Discover Data Lakehouse With End-to-End Lineage
- Data Engineering
- Moscone South | Upper Mezzanine | 152
- 35 min
Data Lineage is key for managing change, ensuring data quality and implementing Data Governance in an organization. There are a few use cases for Data Lineage: Data Governance : For compliance and regulatory purposes our customers are required to prove the data/reports they are submitting came from a trusted and verified source. This typically means identifying the tables and data sets used in a report or dashboard and tracing the source of these tables and fields. Another use case for the Governance scenario is to understand the spread of sensitive data within the lakehouse. Data Discovery : Data analysts looking to self-serve and build their own analytics and models typically spend time exploring and understanding the data in their lakehouse. Lineage is a key piece of information which enhances the understanding and trustworthiness of the data the analyst plans to use. Problem Identification : Data teams are often called to solve errors in analysts dashboards and reports (“Why is the total number of widgets different in this report than the one I have built?”).
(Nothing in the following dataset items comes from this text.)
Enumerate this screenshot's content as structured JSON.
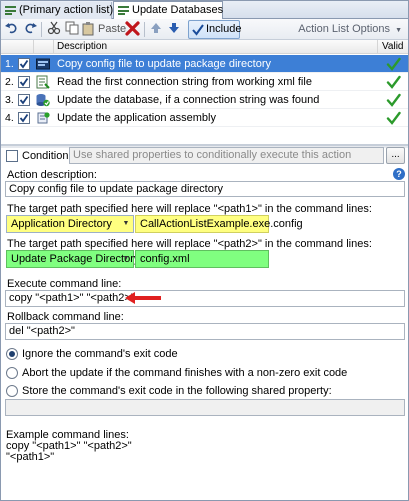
{
  "tabs": [
    {
      "label": "(Primary action list)"
    },
    {
      "label": "Update Databases"
    }
  ],
  "toolbar": {
    "paste_label": "Paste",
    "include_label": "Include",
    "options_label": "Action List Options"
  },
  "grid": {
    "columns": [
      "Description",
      "Valid"
    ],
    "rows": [
      {
        "num": "1.",
        "description": "Copy config file to update package directory",
        "icon": "copy-command-icon",
        "checked": true,
        "valid": true,
        "selected": true
      },
      {
        "num": "2.",
        "description": "Read the first connection string from working xml file",
        "icon": "read-xml-icon",
        "checked": true,
        "valid": true,
        "selected": false
      },
      {
        "num": "3.",
        "description": "Update the database, if a connection string was found",
        "icon": "update-database-icon",
        "checked": true,
        "valid": true,
        "selected": false
      },
      {
        "num": "4.",
        "description": "Update the application assembly",
        "icon": "update-assembly-icon",
        "checked": true,
        "valid": true,
        "selected": false
      }
    ]
  },
  "properties": {
    "condition_label": "Condition:",
    "condition_placeholder": "Use shared properties to conditionally execute this action",
    "ellipsis_label": "...",
    "action_description_label": "Action description:",
    "action_description_value": "Copy config file to update package directory",
    "path1_hint": "The target path specified here will replace \"<path1>\" in the command lines:",
    "path1_combo": "Application Directory",
    "path1_value": "CallActionListExample.exe.config",
    "path2_hint": "The target path specified here will replace \"<path2>\" in the command lines:",
    "path2_combo": "Update Package Directory",
    "path2_value": "config.xml",
    "execute_label": "Execute command line:",
    "execute_value": "copy \"<path1>\" \"<path2>\"",
    "rollback_label": "Rollback command line:",
    "rollback_value": "del \"<path2>\"",
    "radio_ignore": "Ignore the command's exit code",
    "radio_abort": "Abort the update if the command finishes with a non-zero exit code",
    "radio_store": "Store the command's exit code in the following shared property:",
    "example_title": "Example command lines:",
    "example_line1": "copy \"<path1>\" \"<path2>\"",
    "example_line2": "\"<path1>\""
  },
  "colors": {
    "path1_highlight": "#ffff80",
    "path2_highlight": "#80ff80",
    "selected_row": "#3d7fd6",
    "arrow": "#e02020"
  }
}
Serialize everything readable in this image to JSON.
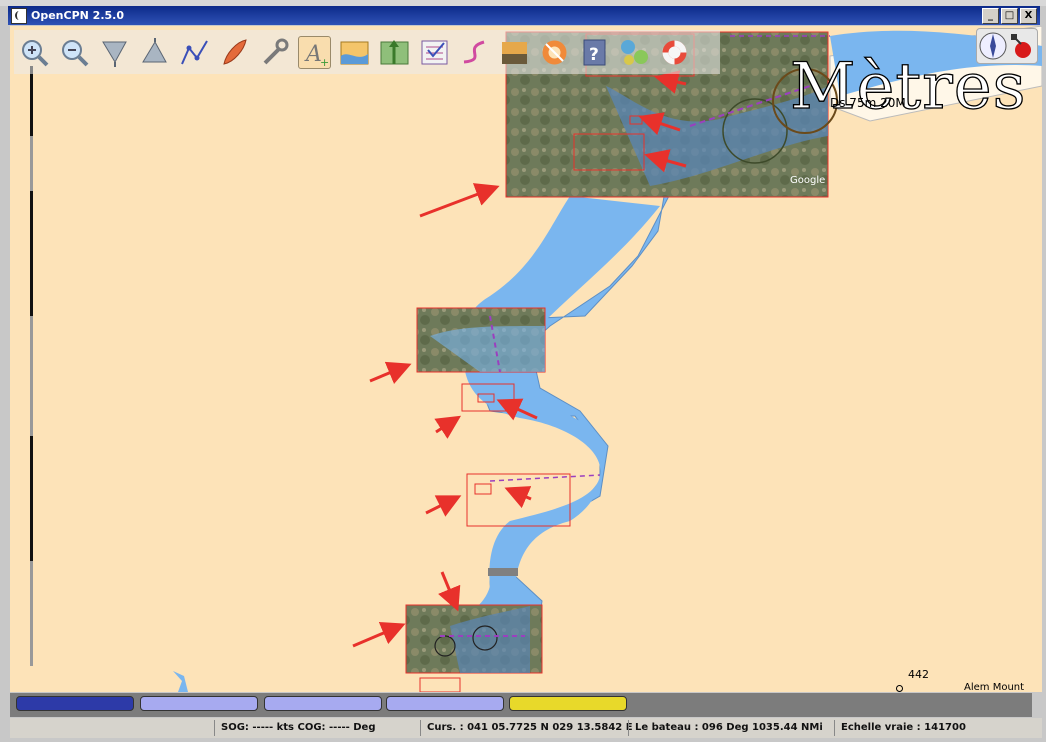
{
  "window": {
    "title": "OpenCPN 2.5.0",
    "minimize": "_",
    "maximize": "□",
    "close": "X"
  },
  "toolbar": {
    "tools": [
      {
        "icon": "zoom-in-icon"
      },
      {
        "icon": "zoom-out-icon"
      },
      {
        "icon": "scale-down-icon"
      },
      {
        "icon": "scale-up-icon"
      },
      {
        "icon": "route-icon"
      },
      {
        "icon": "boat-follow-icon"
      },
      {
        "icon": "settings-wrench-icon"
      },
      {
        "icon": "text-toggle-icon"
      },
      {
        "icon": "tide-icon"
      },
      {
        "icon": "current-icon"
      },
      {
        "icon": "route-manager-icon"
      },
      {
        "icon": "track-icon"
      },
      {
        "icon": "color-scheme-icon"
      },
      {
        "icon": "mob-icon"
      },
      {
        "icon": "help-icon"
      },
      {
        "icon": "plugin-icon"
      },
      {
        "icon": "lifebuoy-icon"
      }
    ]
  },
  "chart": {
    "units_overlay": "Mètres",
    "depth_info": "Ds 75m 20M",
    "sounding": "442",
    "place_name": "Alem Mount",
    "google_credit": "Google"
  },
  "piano_colors": [
    "#2d3aa8",
    "#a7aaf0",
    "#a7aaf0",
    "#a7aaf0",
    "#a7aaf0",
    "#e8d92a"
  ],
  "status": {
    "sog_cog": "SOG: ----- kts  COG: ----- Deg",
    "cursor": "Curs. : 041 05.7725 N 029 13.5842 E",
    "boat": "Le  bateau : 096 Deg  1035.44 NMi",
    "scale": "Echelle vraie :   141700"
  },
  "colors": {
    "land": "#fde3b8",
    "water": "#7ab6ef",
    "annotation_red": "#e8312b",
    "title_blue": "#0c2a8a"
  }
}
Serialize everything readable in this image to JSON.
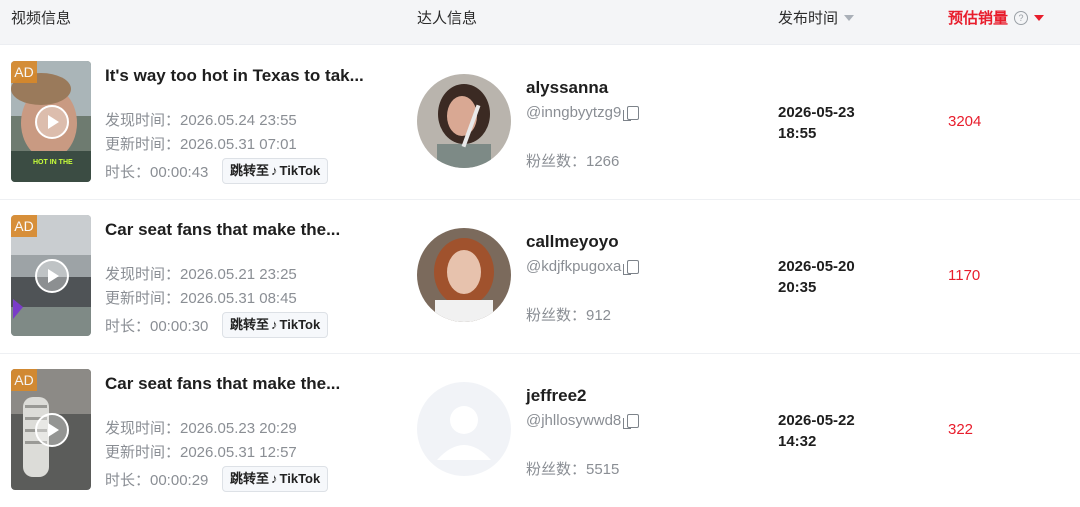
{
  "header": {
    "video_info": "视频信息",
    "creator_info": "达人信息",
    "publish_time": "发布时间",
    "est_sales": "预估销量",
    "help_icon": "?"
  },
  "common": {
    "ad_badge": "AD",
    "jump_to": "跳转至",
    "tiktok": "TikTok",
    "sales_sort_color": "#e81d2c"
  },
  "rows": [
    {
      "title": "It's way too hot in Texas to tak...",
      "found": "发现时间：2026.05.24 23:55",
      "updated": "更新时间：2026.05.31 07:01",
      "duration": "时长：00:00:43",
      "overlay_caption": "HOT IN THE",
      "creator_name": "alyssanna",
      "handle": "@inngbyytzg9",
      "fans": "粉丝数：1266",
      "pub_date": "2026-05-23",
      "pub_time": "18:55",
      "sales": "3204"
    },
    {
      "title": "Car seat fans that make the...",
      "found": "发现时间：2026.05.21 23:25",
      "updated": "更新时间：2026.05.31 08:45",
      "duration": "时长：00:00:30",
      "creator_name": "callmeyoyo",
      "handle": "@kdjfkpugoxa",
      "fans": "粉丝数：912",
      "pub_date": "2026-05-20",
      "pub_time": "20:35",
      "sales": "1170"
    },
    {
      "title": "Car seat fans that make the...",
      "found": "发现时间：2026.05.23 20:29",
      "updated": "更新时间：2026.05.31 12:57",
      "duration": "时长：00:00:29",
      "creator_name": "jeffree2",
      "handle": "@jhllosywwd8",
      "fans": "粉丝数：5515",
      "pub_date": "2026-05-22",
      "pub_time": "14:32",
      "sales": "322"
    }
  ]
}
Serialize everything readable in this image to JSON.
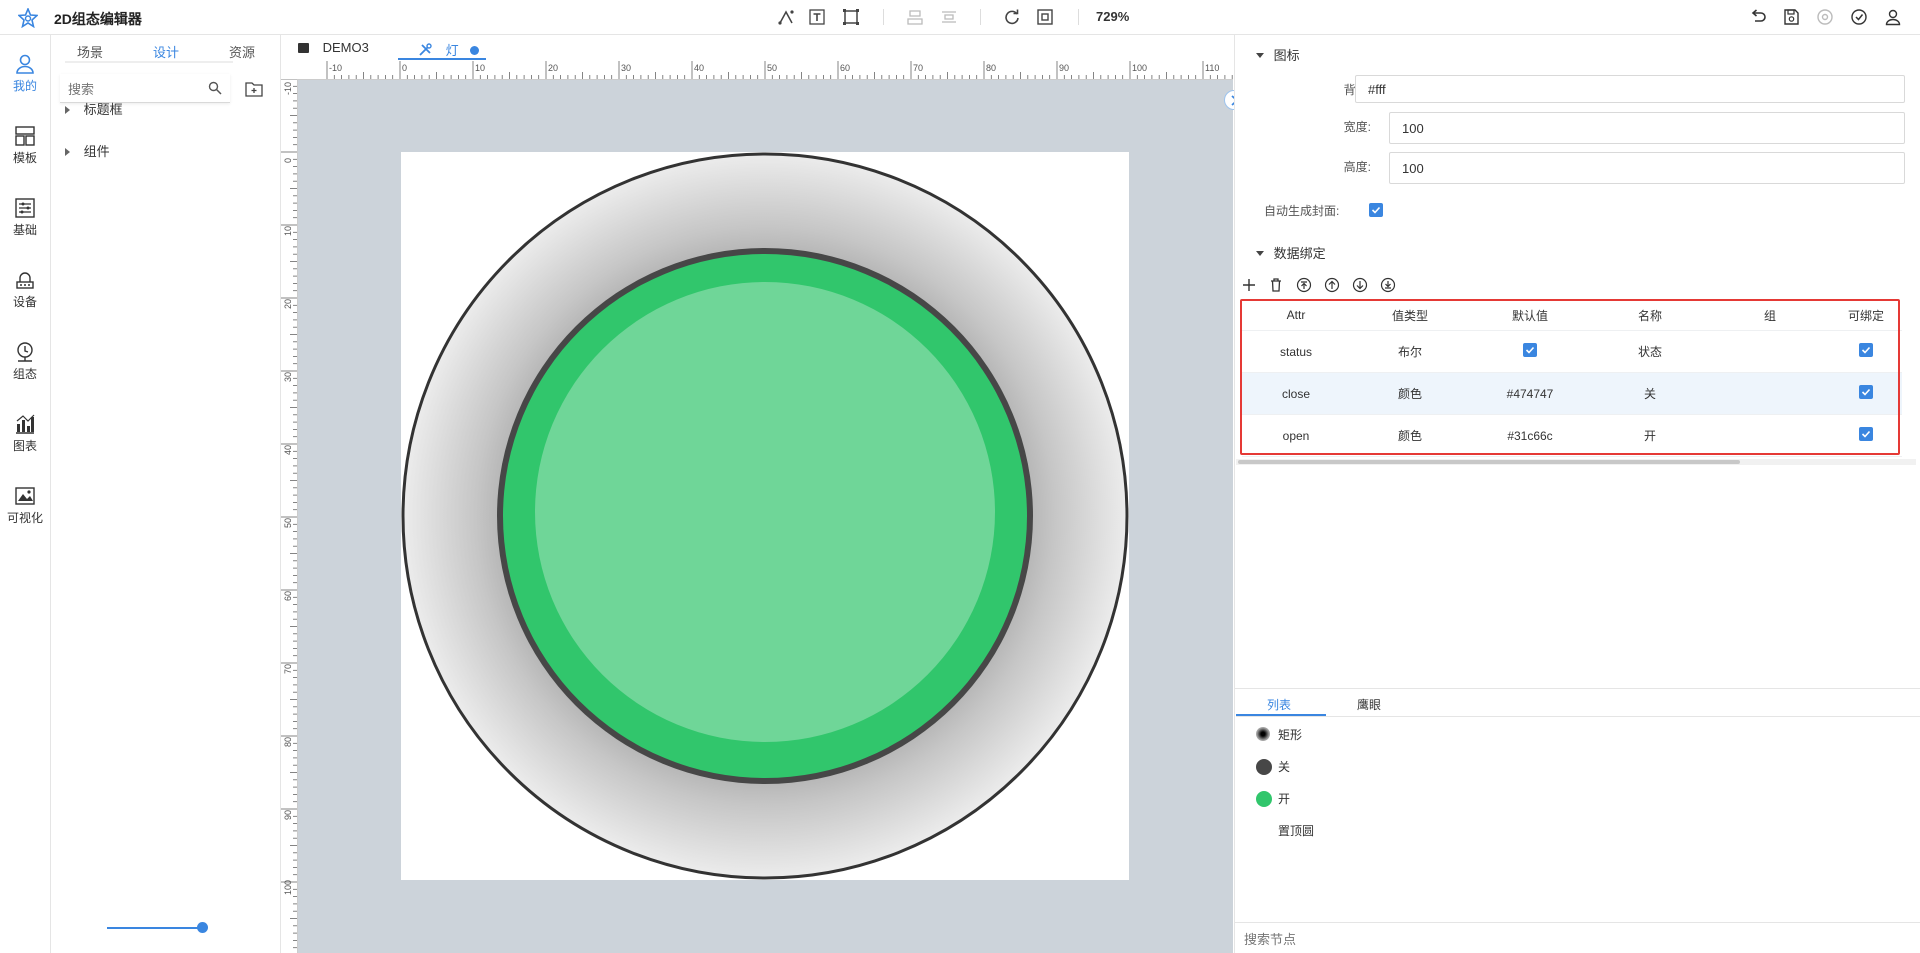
{
  "app": {
    "title": "2D组态编辑器",
    "zoom": "729%"
  },
  "rail": {
    "items": [
      {
        "label": "我的",
        "icon": "user-icon"
      },
      {
        "label": "模板",
        "icon": "template-icon"
      },
      {
        "label": "基础",
        "icon": "basic-shapes-icon"
      },
      {
        "label": "设备",
        "icon": "device-icon"
      },
      {
        "label": "组态",
        "icon": "scada-icon"
      },
      {
        "label": "图表",
        "icon": "chart-icon"
      },
      {
        "label": "可视化",
        "icon": "visualization-icon"
      }
    ]
  },
  "left_panel": {
    "tabs": [
      "场景",
      "设计",
      "资源"
    ],
    "active_tab": "设计",
    "search_placeholder": "搜索",
    "tree": [
      "标题框",
      "组件"
    ]
  },
  "doc_tabs": [
    {
      "label": "DEMO3",
      "icon": "image-icon"
    },
    {
      "label": "灯",
      "icon": "tools-icon",
      "modified": true
    }
  ],
  "ruler": {
    "top": [
      "-10",
      "0",
      "10",
      "20",
      "30",
      "40",
      "50",
      "60",
      "70",
      "80",
      "90",
      "100",
      "110"
    ],
    "left": [
      "-10",
      "0",
      "10",
      "20",
      "30",
      "40",
      "50",
      "60",
      "70",
      "80",
      "90",
      "100"
    ]
  },
  "props": {
    "section_icon": "图标",
    "background_label": "背景:",
    "background_value": "#fff",
    "width_label": "宽度:",
    "width_value": "100",
    "height_label": "高度:",
    "height_value": "100",
    "auto_cover_label": "自动生成封面:",
    "auto_cover_checked": true,
    "section_binding": "数据绑定"
  },
  "bind_table": {
    "headers": [
      "Attr",
      "值类型",
      "默认值",
      "名称",
      "组",
      "可绑定"
    ],
    "rows": [
      {
        "attr": "status",
        "type": "布尔",
        "default": "",
        "default_checked": true,
        "name": "状态",
        "group": "",
        "bindable": true
      },
      {
        "attr": "close",
        "type": "颜色",
        "default": "#474747",
        "name": "关",
        "group": "",
        "bindable": true
      },
      {
        "attr": "open",
        "type": "颜色",
        "default": "#31c66c",
        "name": "开",
        "group": "",
        "bindable": true
      }
    ]
  },
  "layers": {
    "tabs": [
      "列表",
      "鹰眼"
    ],
    "active_tab": "列表",
    "items": [
      {
        "label": "矩形",
        "color": "#000000"
      },
      {
        "label": "关",
        "color": "#474747"
      },
      {
        "label": "开",
        "color": "#31c66c"
      },
      {
        "label": "置顶圆",
        "color": ""
      }
    ],
    "search_placeholder": "搜索节点"
  },
  "colors": {
    "accent": "#3a86e0",
    "lamp_on": "#31c66c",
    "lamp_off": "#474747",
    "highlight": "#e53935"
  }
}
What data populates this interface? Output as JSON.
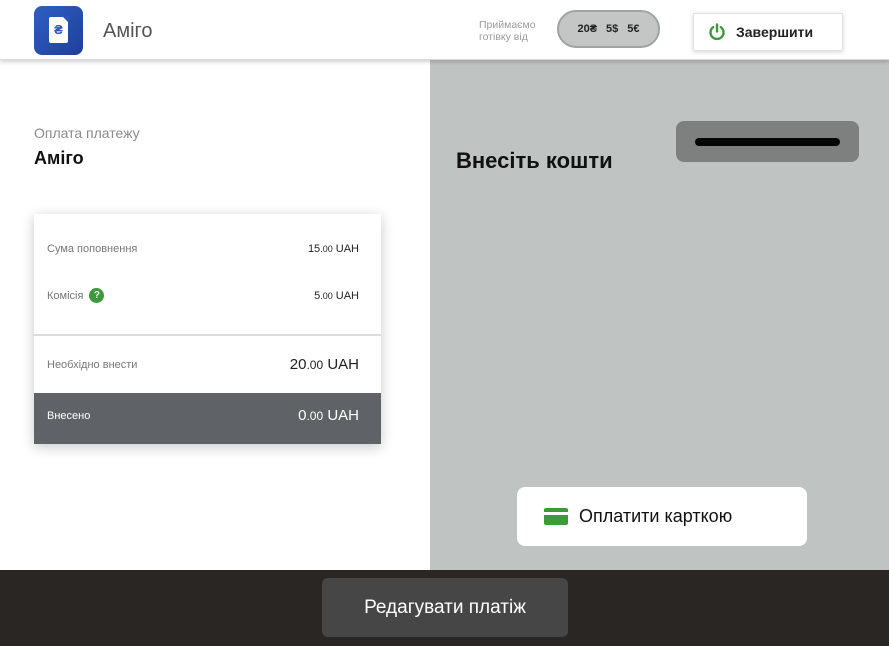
{
  "header": {
    "app_title": "Аміго",
    "logo_symbol": "₴",
    "accept_label": "Приймаємо готівку від",
    "cash_denominations": [
      "20₴",
      "5$",
      "5€"
    ],
    "finish_label": "Завершити"
  },
  "payment": {
    "caption": "Оплата платежу",
    "name": "Аміго"
  },
  "summary": {
    "rows": [
      {
        "label": "Сума поповнення",
        "value_int": "15",
        "value_dec": ".00",
        "currency": "UAH"
      },
      {
        "label": "Комісія",
        "value_int": "5",
        "value_dec": ".00",
        "currency": "UAH",
        "help": "?"
      }
    ],
    "required": {
      "label": "Необхідно внести",
      "value_int": "20",
      "value_dec": ".00",
      "currency": "UAH"
    },
    "paid": {
      "label": "Внесено",
      "value_int": "0",
      "value_dec": ".00",
      "currency": "UAH"
    }
  },
  "right_panel": {
    "insert_title": "Внесіть кошти",
    "card_pay_label": "Оплатити карткою"
  },
  "footer": {
    "edit_label": "Редагувати платіж"
  },
  "colors": {
    "accent_green": "#3d9a3a",
    "right_panel_bg": "#bfc3c1",
    "footer_bg": "#2a2624",
    "paid_strip_bg": "#5f6368",
    "logo_blue": "#2a55b7"
  },
  "icons": [
    "document-hryvnia-logo-icon",
    "power-icon",
    "help-icon",
    "credit-card-icon"
  ]
}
This usually leads to an expensive forensic exercise by the DE team to understand the sources of data and the transformations applied to it before it hits the report. Change Management : It is not uncommon for data sources to change, a new source may stop delivering data or a field in the source system changes its semantics. In this scenario the DE team would like to understand the downstream impact of this change - to get a sense of how many datasets and users will be affected by this change. This will help them determine the impact of the change, manage user expectations and address issues ahead of time In this talk, we will talk about how we capture table and column lineage for spark / delta and unity catalog for our customers in details and how users could leverage data lineage to serve various use cases mentioned above.